BERLIN taz ■ Raucher werden so erleichtert wie rasselnd aufatmen. Der Finanzausschuss des Bundestags wird die geplante Erhöhung der Tabaksteuer vermutlich reduzieren. Die für vergangenen Mittwoch im Ausschuss angesetzte Entscheidung darüber, dass die Tabaksteuer wie vorgesehen pro Zigarette in drei Schritten um 1,5 Cent – insgesamt also 4,5 Cent – angehoben werden solle, wurde auf den 15. Oktober verschoben. Grund: Man will „prüfen“, sprich darüber verhandeln, ob eine Erhöhung um 1,2 Cent pro Zigarette und Schritt nicht ausreicht. Die Bundestagsabstimmung über die Tabaksteuererhöhung ist für den 17. Oktober angesetzt.

Anlass für diese „Prüfung“ ist ein von der Union vorgelegtes und von der Tabakindustrie bezahltes Zahlenwerk, wonach eine Erhöhung um 1 Cent pro Zigarette (immer in drei Schritten) mehr Steuern einbringe als eine Erhöhung um 1,5 Cent. Dies sehen die rot-grünen Mitglieder des Ausschusses nun als Möglichkeit, ihre Ursprungsidee zu verwirklichen, die lautet: 1,2 Cent pro Zigarette tun’s auch. Das Ganze würde dann „Kompromiss zwischen Union und Rot-Grün“ genannt.

Es handelt sich jedoch eher um einen Sieg der Finanzpolitik über die Gesundheitspolitik. Denn es waren die Finanzpolitiker um die grüne Ausschussvorsitzende Christine Scheel, die zu Beginn der Tabaksteuerdebatte 1,2 Cent gefordert hatten. Dann kamen die Verhandlungen zwischen Regierung und Opposition um die Gesundheitsreform. Die Gesundheitsexperten einigten sich auf 1,5 Cent in drei Schritten, also eine Erhöhung des Schachtelpreises um etwa einen Euro. Nach dem Reformfinanzplan sollen mit der Tabaksteuer die so genannten versicherungsfremden Leistungen – Mutterschaftsgeld und Co – bezahlt werden. Den Kassen wurde garantiert, dass sie im Jahr 2004 eine Milliarde, 2005 2,5 Milliarden und in den darauf folgenden Jahren 4,2 Milliarden Euro von Finanzminister Hans Eichel (SPD) bekämen.

Eichel – und mit ihm die Finanzpolitiker – bezweifelten von vornherein, dass er diesen Wünschen entsprechen könne, und behauptete, die Raucher würden auf geschmuggelte Rauchwaren ausweichen, wenn die Preise zu stark anstiegen.

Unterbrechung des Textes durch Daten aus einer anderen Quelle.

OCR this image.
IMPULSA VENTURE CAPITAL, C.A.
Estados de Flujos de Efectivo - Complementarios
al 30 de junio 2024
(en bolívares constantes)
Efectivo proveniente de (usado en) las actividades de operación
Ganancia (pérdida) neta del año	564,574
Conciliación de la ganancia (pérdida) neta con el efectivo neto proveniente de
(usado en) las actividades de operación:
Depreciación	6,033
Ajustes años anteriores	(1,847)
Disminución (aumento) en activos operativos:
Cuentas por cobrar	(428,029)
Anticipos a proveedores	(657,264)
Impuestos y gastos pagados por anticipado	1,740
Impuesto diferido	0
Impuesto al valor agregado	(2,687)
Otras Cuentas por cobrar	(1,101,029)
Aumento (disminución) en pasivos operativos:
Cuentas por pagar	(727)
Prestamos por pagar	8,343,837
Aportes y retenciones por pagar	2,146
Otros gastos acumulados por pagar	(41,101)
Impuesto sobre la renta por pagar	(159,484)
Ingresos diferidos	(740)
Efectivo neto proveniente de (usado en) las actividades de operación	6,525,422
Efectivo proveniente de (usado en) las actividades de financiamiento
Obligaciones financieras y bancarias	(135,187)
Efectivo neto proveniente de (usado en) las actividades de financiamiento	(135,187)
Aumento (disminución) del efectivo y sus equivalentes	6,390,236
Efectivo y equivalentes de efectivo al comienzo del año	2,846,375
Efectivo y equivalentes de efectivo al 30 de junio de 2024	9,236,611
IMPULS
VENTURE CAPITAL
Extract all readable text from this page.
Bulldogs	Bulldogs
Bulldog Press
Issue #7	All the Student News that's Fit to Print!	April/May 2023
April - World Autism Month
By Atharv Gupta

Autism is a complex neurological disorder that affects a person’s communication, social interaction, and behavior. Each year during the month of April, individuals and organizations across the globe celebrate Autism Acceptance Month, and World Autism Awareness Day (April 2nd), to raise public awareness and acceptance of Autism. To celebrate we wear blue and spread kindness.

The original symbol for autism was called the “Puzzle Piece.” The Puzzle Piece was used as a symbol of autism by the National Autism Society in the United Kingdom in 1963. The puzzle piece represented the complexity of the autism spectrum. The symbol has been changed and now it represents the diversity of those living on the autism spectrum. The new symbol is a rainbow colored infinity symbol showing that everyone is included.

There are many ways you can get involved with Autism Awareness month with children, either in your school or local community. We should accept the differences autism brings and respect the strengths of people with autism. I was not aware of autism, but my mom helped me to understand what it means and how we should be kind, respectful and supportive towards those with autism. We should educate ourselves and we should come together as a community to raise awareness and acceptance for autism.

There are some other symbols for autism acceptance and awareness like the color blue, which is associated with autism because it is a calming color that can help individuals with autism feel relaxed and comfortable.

Außerdem aber gäben zu viele Leute das Rauchen ganz auf – keine Raucher, keine Steuern. Ebenso argumentiert nun die Tabakindustrie: In einem Gutachten, das nun auch im Finanzausschuss eine gewisse Rolle spielt, wird behauptet, dass es einen „Preisschock“ gäbe, wenn der Zigarettenpreis um 1,5 Cent pro Stück steige. Verlässliche Daten zum Verhalten der Raucher hat freilich niemand, woher auch?

Die Gesundheitspolitiker schnauben. „Die Tabakindustrie will die Kinder haben“, sagt der SPD-Gesundheitsexperte Klaus Kirschner. Bekanntermaßen seien es Kinder und Jugendliche, die „preissensibel“ reagierten. Eine krasse Erhöhung sei daher umso gerechtfertigter, jedes Abweichen nach unten von den 1,5 Cent ein Einknicken vor der Tabaklobby. Kirschner will sich freilich nicht festlegen, im Bundestag am 17. Oktober gegen ein 1,2-Cent-Modell zu stimmen.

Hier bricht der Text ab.